Postdoctoral position 2: Climate reconstructions of southern Africa using proxy methods connected with periods of early human behavioural evolution
Reconstructing the ambience of the early human populations during the times of strong cultural innovations is a critical aspect of SapienCE. This may include reconstructing nearby oceanic and coastal marine environments, vegetation, climate parameters and their variability on seasonal to millennial scales in the Southern African region and integrating these with the archaeological records and the modelling work.
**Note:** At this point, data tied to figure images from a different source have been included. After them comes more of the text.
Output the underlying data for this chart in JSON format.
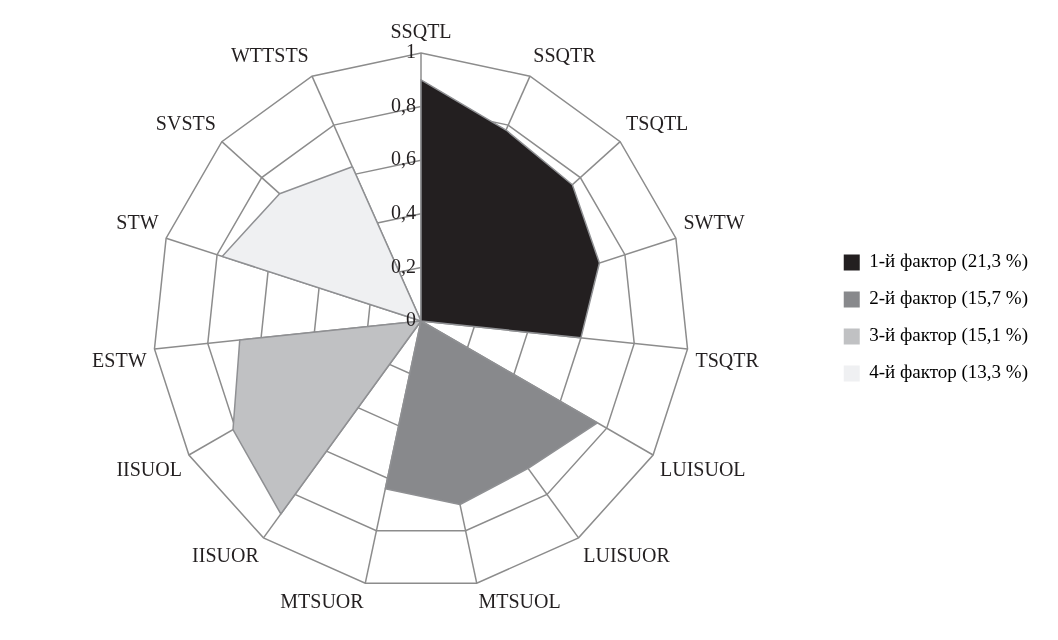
{
  "chart_data": {
    "type": "radar",
    "categories": [
      "SSQTL",
      "SSQTR",
      "TSQTL",
      "SWTW",
      "TSQTR",
      "LUISUOL",
      "LUISUOR",
      "MTSUOL",
      "MTSUOR",
      "IISUOR",
      "IISUOL",
      "ESTW",
      "STW",
      "SVSTS",
      "WTTSTS"
    ],
    "series": [
      {
        "name": "1-й фактор (21,3 %)",
        "color": "#231f20",
        "values": [
          0.9,
          0.78,
          0.76,
          0.7,
          0.6,
          0,
          0,
          0,
          0,
          0,
          0,
          0,
          0,
          0,
          0
        ]
      },
      {
        "name": "2-й фактор (15,7 %)",
        "color": "#88898c",
        "values": [
          0,
          0,
          0,
          0,
          0,
          0.76,
          0.68,
          0.7,
          0.64,
          0,
          0,
          0,
          0,
          0,
          0
        ]
      },
      {
        "name": "3-й фактор (15,1 %)",
        "color": "#c0c1c3",
        "values": [
          0,
          0,
          0,
          0,
          0,
          0,
          0,
          0,
          0,
          0.89,
          0.81,
          0.68,
          0,
          0,
          0
        ]
      },
      {
        "name": "4-й фактор (13,3 %)",
        "color": "#eff0f2",
        "values": [
          0,
          0,
          0,
          0,
          0,
          0,
          0,
          0,
          0,
          0,
          0,
          0,
          0.78,
          0.71,
          0.63
        ]
      }
    ],
    "ylim": [
      0,
      1
    ],
    "yticks": [
      0,
      {
        "value": 0.2,
        "label": "0,2"
      },
      {
        "value": 0.4,
        "label": "0,4"
      },
      {
        "value": 0.6,
        "label": "0,6"
      },
      {
        "value": 0.8,
        "label": "0,8"
      },
      1
    ],
    "grid": true,
    "legend": "right",
    "marker": "none"
  }
}
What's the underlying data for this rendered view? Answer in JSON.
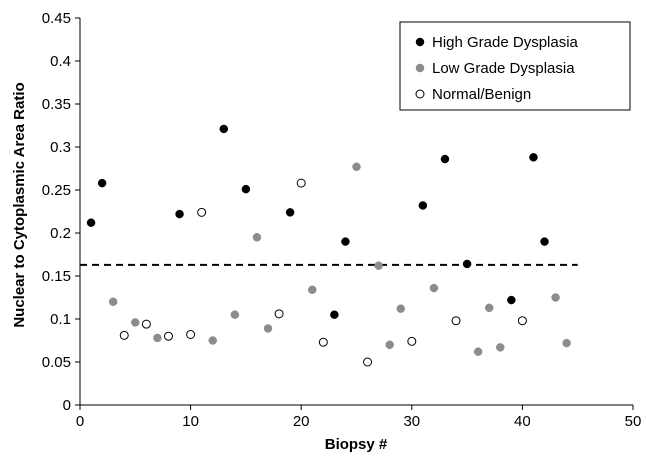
{
  "chart_data": {
    "type": "scatter",
    "title": "",
    "xlabel": "Biopsy #",
    "ylabel": "Nuclear to Cytoplasmic Area Ratio",
    "xlim": [
      0,
      50
    ],
    "ylim": [
      0,
      0.45
    ],
    "x_ticks": [
      0,
      10,
      20,
      30,
      40,
      50
    ],
    "y_ticks": [
      0,
      0.05,
      0.1,
      0.15,
      0.2,
      0.25,
      0.3,
      0.35,
      0.4,
      0.45
    ],
    "x_tick_labels": [
      "0",
      "10",
      "20",
      "30",
      "40",
      "50"
    ],
    "y_tick_labels": [
      "0",
      "0.05",
      "0.1",
      "0.15",
      "0.2",
      "0.25",
      "0.3",
      "0.35",
      "0.4",
      "0.45"
    ],
    "grid": false,
    "legend_position": "top-right",
    "series": [
      {
        "name": "High Grade Dysplasia",
        "marker": "filled-circle",
        "color": "#000000",
        "points": [
          [
            1,
            0.212
          ],
          [
            2,
            0.258
          ],
          [
            9,
            0.222
          ],
          [
            13,
            0.321
          ],
          [
            15,
            0.251
          ],
          [
            19,
            0.224
          ],
          [
            23,
            0.105
          ],
          [
            24,
            0.19
          ],
          [
            31,
            0.232
          ],
          [
            33,
            0.286
          ],
          [
            35,
            0.164
          ],
          [
            39,
            0.122
          ],
          [
            41,
            0.288
          ],
          [
            42,
            0.19
          ]
        ]
      },
      {
        "name": "Low Grade Dysplasia",
        "marker": "filled-circle",
        "color": "#8c8c8c",
        "points": [
          [
            3,
            0.12
          ],
          [
            5,
            0.096
          ],
          [
            7,
            0.078
          ],
          [
            12,
            0.075
          ],
          [
            14,
            0.105
          ],
          [
            16,
            0.195
          ],
          [
            17,
            0.089
          ],
          [
            21,
            0.134
          ],
          [
            25,
            0.277
          ],
          [
            27,
            0.162
          ],
          [
            28,
            0.07
          ],
          [
            29,
            0.112
          ],
          [
            32,
            0.136
          ],
          [
            36,
            0.062
          ],
          [
            37,
            0.113
          ],
          [
            38,
            0.067
          ],
          [
            43,
            0.125
          ],
          [
            44,
            0.072
          ]
        ]
      },
      {
        "name": "Normal/Benign",
        "marker": "hollow-circle",
        "color": "#000000",
        "points": [
          [
            4,
            0.081
          ],
          [
            6,
            0.094
          ],
          [
            8,
            0.08
          ],
          [
            10,
            0.082
          ],
          [
            11,
            0.224
          ],
          [
            18,
            0.106
          ],
          [
            20,
            0.258
          ],
          [
            22,
            0.073
          ],
          [
            26,
            0.05
          ],
          [
            30,
            0.074
          ],
          [
            34,
            0.098
          ],
          [
            40,
            0.098
          ]
        ]
      }
    ],
    "reference_lines": [
      {
        "type": "horizontal",
        "style": "dashed",
        "y": 0.163,
        "x_range": [
          0,
          45
        ]
      }
    ]
  }
}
How did climate change and how could these changes have influenced human occupation, migration and subsistence?
Available supervision team
Eystein Jansen (Main contact), Department of Earth Science University of Bergen (UIB)/NORCE/ SapienCE (Earth Sciences /Paleoclimatology), Margit Simon, Norwegian Research Centre: NORCE/SapienCE (paleoclimate/South African climate-human evolutionary linkages), Nele Meckler, (UIB)/ SapienCE (Earth Sciences /Paleoclimatology), Carin Andersson Dahl NORCE/SapienCE (Earth Sciences /Paleoclimatology)
International linkages and collaborators
- Ian Hall, Cardiff University.
- The Bjerknes Centre offers in addition numerous linkages to the leading international paleoclimate groups.